Nurses at Naas General Hospital braved the showers on their lunch-break yesterday to protest at overcrowding in the hospital's temporary emergency department.
The Irish Nurses' Organisation said the average waiting time for patients being admitted through the department is 48 hours.
If they are lucky, patients spend this time on a trolley. If a sicker patient comes into the department, however, a patient may have to move to a chair.
On occasion some give up their beds for sicker patients and move on to a trolley, claimed INO official Ms Phil Ni Sheaghdha.
The temporary department, housed in a pre-fab, has six bays for trolleys. According to Ms Ni Sheaghdha, nurses have to "beg, borrow or steal" trollies from elsewhere in the hospital at times of high demand.

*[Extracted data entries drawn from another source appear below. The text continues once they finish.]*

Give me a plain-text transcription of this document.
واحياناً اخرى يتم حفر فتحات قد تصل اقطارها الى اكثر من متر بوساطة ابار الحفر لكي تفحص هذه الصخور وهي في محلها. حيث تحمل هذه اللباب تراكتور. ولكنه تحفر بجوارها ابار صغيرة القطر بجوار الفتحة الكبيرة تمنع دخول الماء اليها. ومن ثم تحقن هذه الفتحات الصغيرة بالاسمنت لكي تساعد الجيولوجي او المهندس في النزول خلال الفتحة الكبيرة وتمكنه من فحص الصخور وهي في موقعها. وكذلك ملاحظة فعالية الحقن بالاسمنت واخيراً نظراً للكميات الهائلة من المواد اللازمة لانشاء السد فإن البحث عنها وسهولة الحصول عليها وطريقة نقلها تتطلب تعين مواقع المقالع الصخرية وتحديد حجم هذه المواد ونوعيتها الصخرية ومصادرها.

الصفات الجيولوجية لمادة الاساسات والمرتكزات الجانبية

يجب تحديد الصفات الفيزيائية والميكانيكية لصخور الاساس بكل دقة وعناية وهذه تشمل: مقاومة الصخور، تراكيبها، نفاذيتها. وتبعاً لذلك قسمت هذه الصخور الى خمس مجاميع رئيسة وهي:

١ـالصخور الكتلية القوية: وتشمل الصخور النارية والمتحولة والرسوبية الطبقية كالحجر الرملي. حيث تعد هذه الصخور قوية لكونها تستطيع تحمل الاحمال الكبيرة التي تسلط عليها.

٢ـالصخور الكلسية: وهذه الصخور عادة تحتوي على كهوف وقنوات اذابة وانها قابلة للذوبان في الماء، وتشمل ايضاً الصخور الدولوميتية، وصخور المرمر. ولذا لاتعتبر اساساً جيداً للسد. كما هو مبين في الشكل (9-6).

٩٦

The South Western Area Health Board, which manages the hospital, said it recognises "much of the infrastructure of the hospital is inadequate to cope with the increasing demands for services from the spiralling population of the local area".
It asked the staff for "understanding and co-operation" until the new £80 million hospital is built.
But the INO says that unless the number of extra in-patient beds - projected at 37 - is at least doubled, bed shortages will continue.
Ms Ni Sheaghdha said the hospital has only 92 in-patient beds - the crux of the problem. While the new hospital would be able to perform an increased amount of day surgery, most admissions through casualty were of a non-surgical nature.
The South Western Area Health Board said that "Naas General Hospital, like all acute hospitals in the eastern region, is experiencing pressure in the A/E department".
Work on the new hospital "is progressing rapidly and the new accident and emergency department and in-patient beds are scheduled for completion next year".